The joking between Neil and Dan was still hilarious through Neil's set - you could tell they'd both consumed a few two many beers, but because of the great environment it didn't deplete the enjoyment of the evening in the slightest. It did mean that Neil had a few moments where he forgot his own lyrics and needed to restart - most hilariously during 'This Life', when the line "his future's filled with dread" kept tripping Neil up (as he told us, every time he sang it it sounded like "his fuchsia's filled with dread" like "he has a load of flowers filled with dread", and he refused to move on until he pronounced it correctly). But when you've been writing and performing for as long as Neil has (a massive nineteen years, from what he was saying last night!) it's completely understandable - I mean, even Dave fuckin' Grohl is forgets lyrics from the songs he plays less frequently. 
The most beautiful song Neil performed was definitely 'Daisy's Song' - an ode to a dead girlfriend. Dan suggested playing it, so Neil agreed - midway through the set, he did step back from the microphone to ask "what's the fucking chorus, Dan?" to which Dan responded "I don't know, I've only heard it once!". Despite this little interlude, it was still such a poignant tribute, and it's definitely one I'm going to listen to more.
Some of the songs in the set sounded rather similar to me - when you're playing a fifteen song set, that's going to be the only issue - so the ones that really stood out were 'Blood Diamonds'/'Don't Know If I Should Drive', two songs that tell the story of a disastrous dinner with a girlfriend's family, and 'Bristol Doesn't Have a Coastline' which was an utterly hilarious closer. To be able to laugh along at songs, I normally need to be listening to them at home - it takes a very skilled vocalist to be able to have the clarity and diction to communicate the lyrics properly. Neil obviously had this, because I was rapt by the funny stories that he was telling: I couldn't help laughing along, and the imagery that he was conveying was so evocative it was so much like reading a book. 'Bristol Doesn't Have a Coastline' was so wittily written - it's the story of a night out that ends with Neil waking up, expecting to be in Bristol, and finding that he's actually looking out at Clevedon (or, as he put it "best not tell anyone about this stupid thing I've done, so I wrote a song about it!"). 
Neil's songs might have been more humorous than Heartwork's, but their origin stories are both very similar - Heartwork shared the fact that when his relationship ended he had to leave the cat with his ex-girlfriend, and Neil had actually been through the same situation.

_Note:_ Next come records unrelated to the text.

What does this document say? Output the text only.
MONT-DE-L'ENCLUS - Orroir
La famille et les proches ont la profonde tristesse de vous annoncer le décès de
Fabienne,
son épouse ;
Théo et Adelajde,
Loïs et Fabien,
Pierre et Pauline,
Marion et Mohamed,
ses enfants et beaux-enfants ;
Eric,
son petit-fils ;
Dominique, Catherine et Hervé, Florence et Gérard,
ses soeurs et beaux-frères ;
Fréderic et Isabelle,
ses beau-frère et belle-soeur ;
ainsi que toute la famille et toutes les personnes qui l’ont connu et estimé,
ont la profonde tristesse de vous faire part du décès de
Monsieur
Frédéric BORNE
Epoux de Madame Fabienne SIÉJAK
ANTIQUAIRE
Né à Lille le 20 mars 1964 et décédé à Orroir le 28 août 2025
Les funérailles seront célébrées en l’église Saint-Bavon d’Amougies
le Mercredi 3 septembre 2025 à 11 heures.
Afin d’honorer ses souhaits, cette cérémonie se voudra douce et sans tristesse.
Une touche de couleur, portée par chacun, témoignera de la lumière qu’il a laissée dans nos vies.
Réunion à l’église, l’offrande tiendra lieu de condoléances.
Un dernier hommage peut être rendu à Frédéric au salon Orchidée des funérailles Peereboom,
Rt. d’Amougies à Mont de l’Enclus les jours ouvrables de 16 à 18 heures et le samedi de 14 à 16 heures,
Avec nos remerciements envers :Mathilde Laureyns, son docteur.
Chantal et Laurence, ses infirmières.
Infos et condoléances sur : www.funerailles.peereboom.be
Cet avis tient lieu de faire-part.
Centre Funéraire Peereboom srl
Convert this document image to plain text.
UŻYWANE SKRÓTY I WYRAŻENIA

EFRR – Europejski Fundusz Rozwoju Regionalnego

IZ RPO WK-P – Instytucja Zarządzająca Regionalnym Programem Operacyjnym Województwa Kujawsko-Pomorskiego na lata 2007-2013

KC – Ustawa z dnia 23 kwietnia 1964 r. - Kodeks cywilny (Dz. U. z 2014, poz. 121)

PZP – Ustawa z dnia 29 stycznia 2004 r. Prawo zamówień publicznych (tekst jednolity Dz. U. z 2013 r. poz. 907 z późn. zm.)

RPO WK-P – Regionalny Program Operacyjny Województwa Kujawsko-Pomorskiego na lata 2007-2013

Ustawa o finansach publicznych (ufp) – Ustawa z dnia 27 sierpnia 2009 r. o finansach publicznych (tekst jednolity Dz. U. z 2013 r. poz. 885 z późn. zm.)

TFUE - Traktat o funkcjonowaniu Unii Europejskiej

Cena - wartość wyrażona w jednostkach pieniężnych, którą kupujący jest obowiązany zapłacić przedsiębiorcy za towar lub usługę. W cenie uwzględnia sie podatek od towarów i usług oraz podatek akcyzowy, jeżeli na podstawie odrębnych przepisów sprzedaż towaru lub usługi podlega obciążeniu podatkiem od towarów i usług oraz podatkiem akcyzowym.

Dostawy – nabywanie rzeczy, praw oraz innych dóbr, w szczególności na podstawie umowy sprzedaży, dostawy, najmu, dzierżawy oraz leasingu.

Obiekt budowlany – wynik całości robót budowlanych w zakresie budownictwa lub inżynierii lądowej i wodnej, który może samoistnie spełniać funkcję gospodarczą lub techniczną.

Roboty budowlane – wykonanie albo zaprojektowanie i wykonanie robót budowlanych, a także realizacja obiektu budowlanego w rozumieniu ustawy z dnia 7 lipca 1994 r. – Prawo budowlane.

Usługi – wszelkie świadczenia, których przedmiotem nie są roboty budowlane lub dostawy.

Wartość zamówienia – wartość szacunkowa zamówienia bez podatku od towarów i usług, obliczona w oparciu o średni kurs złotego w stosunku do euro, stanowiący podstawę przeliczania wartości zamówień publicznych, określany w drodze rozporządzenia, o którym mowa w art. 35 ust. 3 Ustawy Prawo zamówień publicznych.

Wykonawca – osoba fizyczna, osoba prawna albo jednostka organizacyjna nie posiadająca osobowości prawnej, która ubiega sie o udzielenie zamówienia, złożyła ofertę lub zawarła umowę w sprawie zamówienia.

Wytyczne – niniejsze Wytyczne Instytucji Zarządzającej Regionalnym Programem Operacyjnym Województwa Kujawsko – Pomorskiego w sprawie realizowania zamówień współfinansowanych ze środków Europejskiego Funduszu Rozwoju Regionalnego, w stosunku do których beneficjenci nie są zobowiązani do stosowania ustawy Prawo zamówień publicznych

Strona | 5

Neil shared the fact that his coping mechanism was to go out on tour, which was "basically two and a half weeks of a mild fucking breakdown", but going by how good the songs are that focus on these experiences, it was a wise decision. 
I've bought Neil's albums, so I'm going to be listening to them a bit more over the weeks to come - I really do appreciate his unique vocal style. If I can see him again in the future, I certainly will: I'm going to be keeping a close eye out to see if he returns to Swindon!

Malt Reflections
Give Me Tuesday
It's Hard To Open Doors
Don't Walk Away
Blood Diamonds
Don't Know If I Should Drive
Son of Wednesbury
A Little Polish (The Blanks cover)
On My Own
This Life
Daisy's Song
Santeria (Sublime cover)
Bristol Doesn't Have a Coastline

Sadly, I can't workout what the eleventh song Neil played was - sorry about that! I can tell you that it mentioned "last night wasn't supposed to be the kind of night I ended on the floor", so if you're a fan of Neil's and recognise the lyric - let me know!